The Diamond Award honored top-selling artists who had been certified as selling over 100,000,000 albums throughout their career. It was awarded to six recipients:
- 2001: Rod Stewart
- 2003: Mariah Carey
- 2004: Céline Dion
- 2005: Bon Jovi
- 2006: Michael Jackson
- 2008: The Beatles/Ringo Starr

===Millennium Award===
Two special awards were presented in 2000 to honor the best-selling recording artists at that time. The awards were presented to Michael Jackson and Mariah Carey in the male and female artist award categories, respectively.

==Charity==

In the early years, proceeds from the show went to the Princess Grace Foundation for humanitarian and cultural charity. In later years, each edition of the World Music Awards built a hospital, school, or orphanage through the Monaco Aide et Presence Foundation and/or the Combonian Missionary Association, which both assist underdeveloped areas in Africa, Asia, the Caribbean, and South America.
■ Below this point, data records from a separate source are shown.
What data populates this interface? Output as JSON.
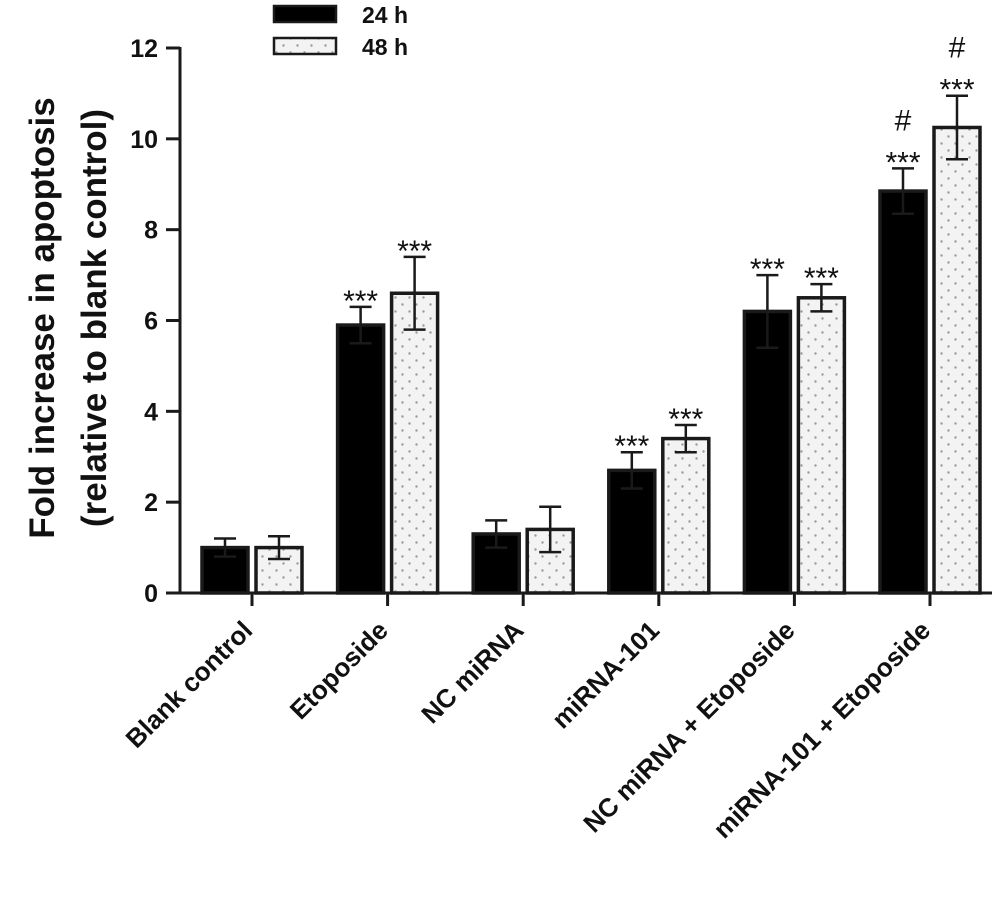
{
  "chart_data": {
    "type": "bar",
    "title": "",
    "xlabel": "",
    "ylabel_lines": [
      "Fold increase in apoptosis",
      "(relative to blank control)"
    ],
    "ylim": [
      0,
      12
    ],
    "yticks": [
      0,
      2,
      4,
      6,
      8,
      10,
      12
    ],
    "categories": [
      "Blank control",
      "Etoposide",
      "NC miRNA",
      "miRNA-101",
      "NC miRNA + Etoposide",
      "miRNA-101 + Etoposide"
    ],
    "legend_position": "top-left",
    "grid": false,
    "series": [
      {
        "name": "24 h",
        "color": "#000000",
        "pattern": "solid",
        "values": [
          1.0,
          5.9,
          1.3,
          2.7,
          6.2,
          8.85
        ],
        "errors": [
          0.2,
          0.4,
          0.3,
          0.4,
          0.8,
          0.5
        ],
        "annotations": [
          [],
          [
            "***"
          ],
          [],
          [
            "***"
          ],
          [
            "***"
          ],
          [
            "***",
            "#"
          ]
        ]
      },
      {
        "name": "48 h",
        "color": "#f2f2f2",
        "pattern": "dotted",
        "values": [
          1.0,
          6.6,
          1.4,
          3.4,
          6.5,
          10.25
        ],
        "errors": [
          0.25,
          0.8,
          0.5,
          0.3,
          0.3,
          0.7
        ],
        "annotations": [
          [],
          [
            "***"
          ],
          [],
          [
            "***"
          ],
          [
            "***"
          ],
          [
            "***",
            "#"
          ]
        ]
      }
    ]
  }
}
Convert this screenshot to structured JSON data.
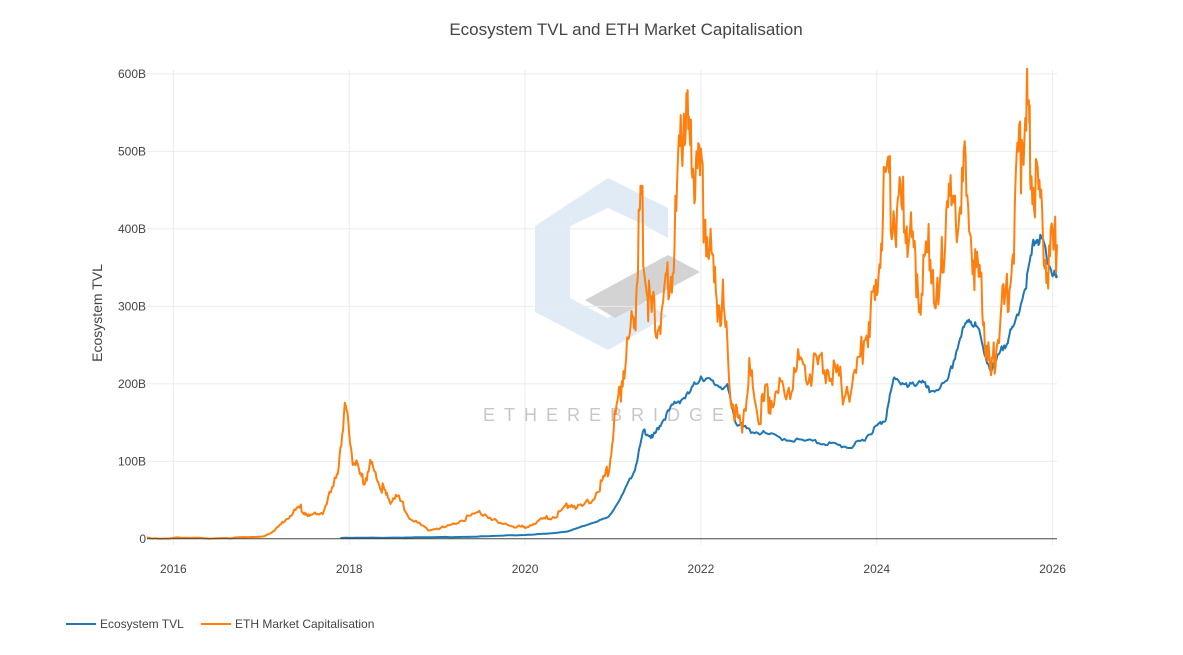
{
  "chart_data": {
    "type": "line",
    "title": "Ecosystem TVL and ETH Market Capitalisation",
    "xlabel": "",
    "ylabel": "Ecosystem TVL",
    "xlim": [
      2015.7,
      2026.05
    ],
    "ylim": [
      -8,
      605
    ],
    "grid": true,
    "legend_position": "bottom-left",
    "x_ticks": [
      2016,
      2018,
      2020,
      2022,
      2024,
      2026
    ],
    "x_tick_labels": [
      "2016",
      "2018",
      "2020",
      "2022",
      "2024",
      "2026"
    ],
    "y_ticks": [
      0,
      100,
      200,
      300,
      400,
      500,
      600
    ],
    "y_tick_labels": [
      "0",
      "100B",
      "200B",
      "300B",
      "400B",
      "500B",
      "600B"
    ],
    "watermark": "ETHEREBRIDGE",
    "series": [
      {
        "name": "Ecosystem TVL",
        "color": "#1f77b4",
        "x": [
          2017.9,
          2018.5,
          2019.0,
          2019.5,
          2020.0,
          2020.3,
          2020.5,
          2020.75,
          2020.95,
          2021.1,
          2021.25,
          2021.35,
          2021.45,
          2021.55,
          2021.7,
          2021.85,
          2022.0,
          2022.15,
          2022.3,
          2022.4,
          2022.55,
          2022.75,
          2023.0,
          2023.3,
          2023.5,
          2023.7,
          2023.85,
          2024.0,
          2024.1,
          2024.2,
          2024.35,
          2024.5,
          2024.6,
          2024.8,
          2024.95,
          2025.05,
          2025.15,
          2025.3,
          2025.45,
          2025.55,
          2025.7,
          2025.8,
          2025.9,
          2026.0,
          2026.05
        ],
        "y": [
          1,
          1.5,
          2,
          3,
          5,
          7,
          10,
          20,
          28,
          55,
          90,
          140,
          130,
          150,
          175,
          185,
          210,
          200,
          195,
          150,
          140,
          135,
          128,
          125,
          122,
          118,
          128,
          145,
          155,
          210,
          195,
          205,
          190,
          200,
          260,
          285,
          270,
          215,
          250,
          270,
          330,
          390,
          380,
          340,
          340
        ]
      },
      {
        "name": "ETH Market Capitalisation",
        "color": "#ff7f0e",
        "x": [
          2015.7,
          2016.0,
          2016.5,
          2017.0,
          2017.15,
          2017.3,
          2017.45,
          2017.55,
          2017.7,
          2017.85,
          2017.95,
          2018.05,
          2018.15,
          2018.25,
          2018.35,
          2018.45,
          2018.55,
          2018.7,
          2018.9,
          2019.1,
          2019.3,
          2019.5,
          2019.7,
          2019.9,
          2020.0,
          2020.2,
          2020.35,
          2020.5,
          2020.65,
          2020.85,
          2020.95,
          2021.05,
          2021.15,
          2021.25,
          2021.32,
          2021.4,
          2021.5,
          2021.6,
          2021.7,
          2021.8,
          2021.87,
          2021.95,
          2022.05,
          2022.15,
          2022.25,
          2022.35,
          2022.45,
          2022.55,
          2022.65,
          2022.75,
          2022.85,
          2023.0,
          2023.15,
          2023.3,
          2023.45,
          2023.6,
          2023.75,
          2023.9,
          2024.0,
          2024.1,
          2024.2,
          2024.3,
          2024.4,
          2024.5,
          2024.6,
          2024.7,
          2024.8,
          2024.9,
          2025.0,
          2025.1,
          2025.2,
          2025.3,
          2025.4,
          2025.5,
          2025.6,
          2025.7,
          2025.75,
          2025.85,
          2025.95,
          2026.05
        ],
        "y": [
          1,
          1,
          1,
          2,
          10,
          28,
          40,
          28,
          35,
          75,
          165,
          100,
          75,
          95,
          70,
          50,
          55,
          25,
          12,
          15,
          25,
          35,
          20,
          16,
          15,
          25,
          30,
          45,
          40,
          65,
          90,
          175,
          240,
          290,
          440,
          300,
          280,
          310,
          380,
          560,
          500,
          480,
          420,
          330,
          300,
          180,
          140,
          210,
          160,
          185,
          180,
          200,
          230,
          220,
          230,
          195,
          200,
          280,
          310,
          470,
          420,
          420,
          380,
          320,
          380,
          300,
          450,
          410,
          460,
          370,
          300,
          200,
          290,
          310,
          460,
          570,
          500,
          420,
          360,
          380
        ]
      }
    ]
  }
}
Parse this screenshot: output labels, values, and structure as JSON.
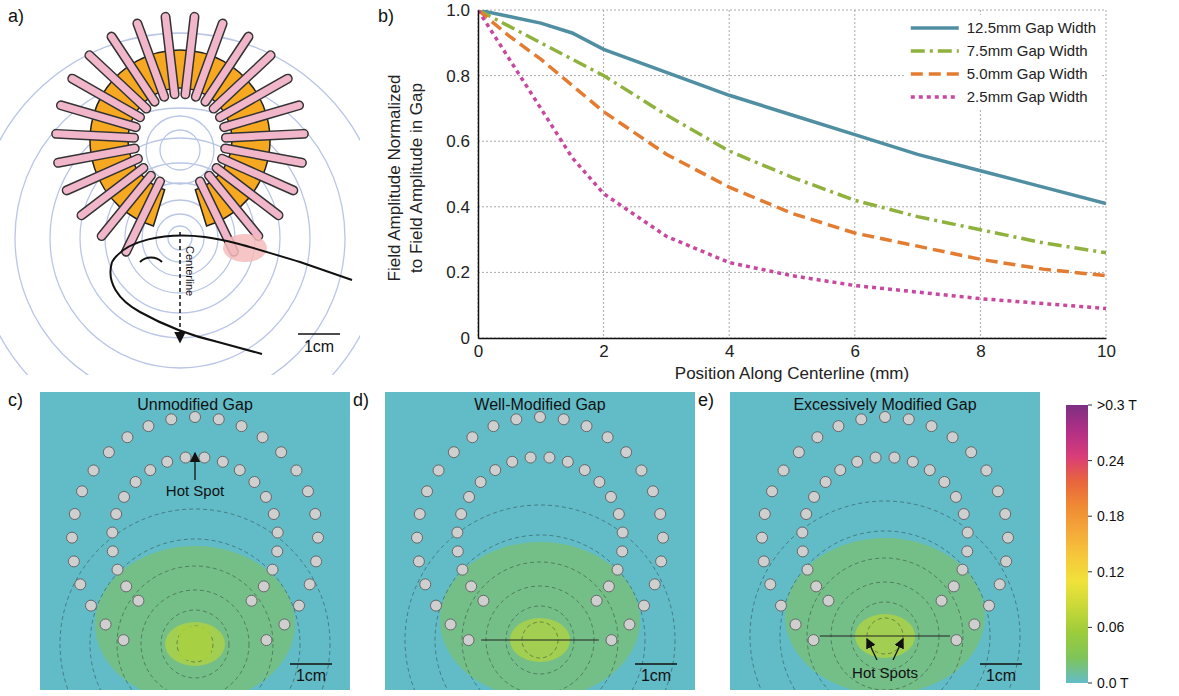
{
  "chart_data": {
    "type": "line",
    "xlabel": "Position Along Centerline (mm)",
    "ylabel": "Field Amplitude Normalized to Field Amplitude in Gap",
    "x": [
      0,
      0.5,
      1,
      1.5,
      2,
      3,
      4,
      5,
      6,
      7,
      8,
      9,
      10
    ],
    "series": [
      {
        "name": "12.5mm Gap Width",
        "color": "#4f8fa1",
        "line_style": "solid",
        "values": [
          1.0,
          0.98,
          0.96,
          0.93,
          0.88,
          0.81,
          0.74,
          0.68,
          0.62,
          0.56,
          0.51,
          0.46,
          0.41
        ]
      },
      {
        "name": "7.5mm Gap Width",
        "color": "#8fb23f",
        "line_style": "dash-dot",
        "values": [
          1.0,
          0.95,
          0.9,
          0.85,
          0.8,
          0.68,
          0.57,
          0.49,
          0.42,
          0.37,
          0.33,
          0.29,
          0.26
        ]
      },
      {
        "name": "5.0mm Gap Width",
        "color": "#e37c31",
        "line_style": "dashed",
        "values": [
          1.0,
          0.92,
          0.85,
          0.77,
          0.69,
          0.56,
          0.46,
          0.38,
          0.32,
          0.28,
          0.24,
          0.21,
          0.19
        ]
      },
      {
        "name": "2.5mm Gap Width",
        "color": "#c9489f",
        "line_style": "dotted",
        "values": [
          1.0,
          0.85,
          0.7,
          0.55,
          0.44,
          0.31,
          0.23,
          0.19,
          0.16,
          0.14,
          0.12,
          0.105,
          0.09
        ]
      }
    ],
    "xlim": [
      0,
      10
    ],
    "xticks": [
      0,
      2,
      4,
      6,
      8,
      10
    ],
    "ylim": [
      0,
      1
    ],
    "yticks": [
      0,
      0.2,
      0.4,
      0.6,
      0.8,
      {
        "value": 1,
        "label": "1.0"
      }
    ],
    "grid": true,
    "legend": "upper right"
  },
  "panels": [
    {
      "label": "a)",
      "centerline": "Centerline",
      "scale_bar": "1cm"
    },
    {
      "label": "b)"
    },
    {
      "label": "c)",
      "title": "Unmodified Gap",
      "annotation": "Hot Spot",
      "scale_bar": "1cm"
    },
    {
      "label": "d)",
      "title": "Well-Modified Gap",
      "scale_bar": "1cm"
    },
    {
      "label": "e)",
      "title": "Excessively Modified Gap",
      "annotation": "Hot Spots",
      "scale_bar": "1cm"
    }
  ],
  "colorbar": {
    "range": [
      0,
      0.3
    ],
    "ticks": [
      {
        "value": 0.3,
        "label": ">0.3 T"
      },
      0.24,
      0.18,
      0.12,
      0.06,
      {
        "value": 0,
        "label": "0.0 T"
      }
    ],
    "colors": [
      "#62bcc8",
      "#7fc45a",
      "#9ccc3a",
      "#c8d838",
      "#f0e23a",
      "#f6c83a",
      "#f4a93a",
      "#ef8a33",
      "#e8643e",
      "#d83c7a",
      "#b02f86",
      "#7e2f82"
    ]
  }
}
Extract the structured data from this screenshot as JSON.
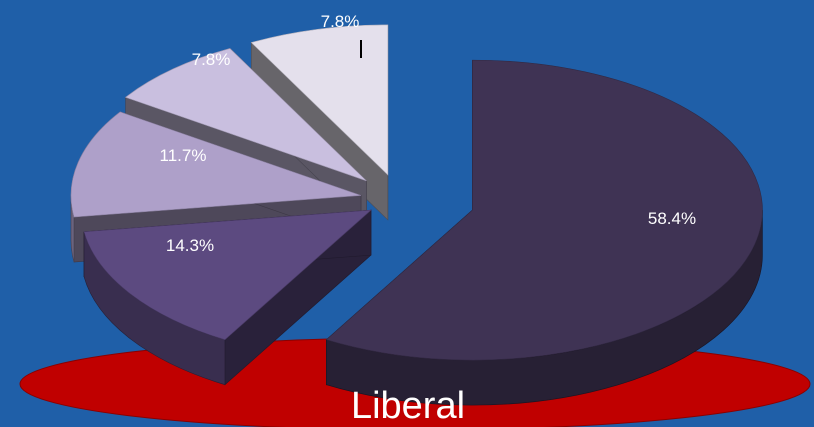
{
  "chart_data": {
    "type": "pie",
    "style": "3d-exploded",
    "caption": "Liberal",
    "slices": [
      {
        "label": "58.4%",
        "value": 58.4,
        "color": "#3f3354"
      },
      {
        "label": "14.3%",
        "value": 14.3,
        "color": "#5c4a80"
      },
      {
        "label": "11.7%",
        "value": 11.7,
        "color": "#aea0c9"
      },
      {
        "label": "7.8%",
        "value": 7.8,
        "color": "#c9bfdf"
      },
      {
        "label": "7.8%",
        "value": 7.8,
        "color": "#e4e0ec"
      }
    ]
  },
  "colors": {
    "background": "#1f5fa8",
    "caption_ellipse": "#c00000"
  }
}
There are 23 operational centres still saving lives and providing shelter and education for those in need:

Hospitals
- Phulbani, India
- Rominh, Cambodia
- Port-Bouët, Abidjan, Ivory Coast – serves a population of over 170,000 inhabitants
- Butare, Rwanda
- Ed Daein, Sudan
- Rwarangabo, Burundi (health centre)
- Kiota, Niger
- Akamasoa, Madagascar
- Mokattam, Egypt – complete renovation and extension of existing hospital
- Maroa, Venezuela (health centre)

Schools
- Coimbatore, India
- Zebizekou, Ivory Coast
- Songon, Ivory Coast
- Kankelena, Mali
- Fetabanoye, Niger
- Akamasoa, Madagascar

Homes
- Coimbatore, India – two homes for abandoned children
- Kalutara, Sri Lanka – home for handicapped girls
- Yaoundé, Cameroon
- Akamasoa, Madagascar – twelve homes
- Nova Iguaçu, Rio de Janeiro, Brazil – home for abandoned children
- St. Louis, Haiti

World Music Awards has also paid for five wells to provide clean water in Africa.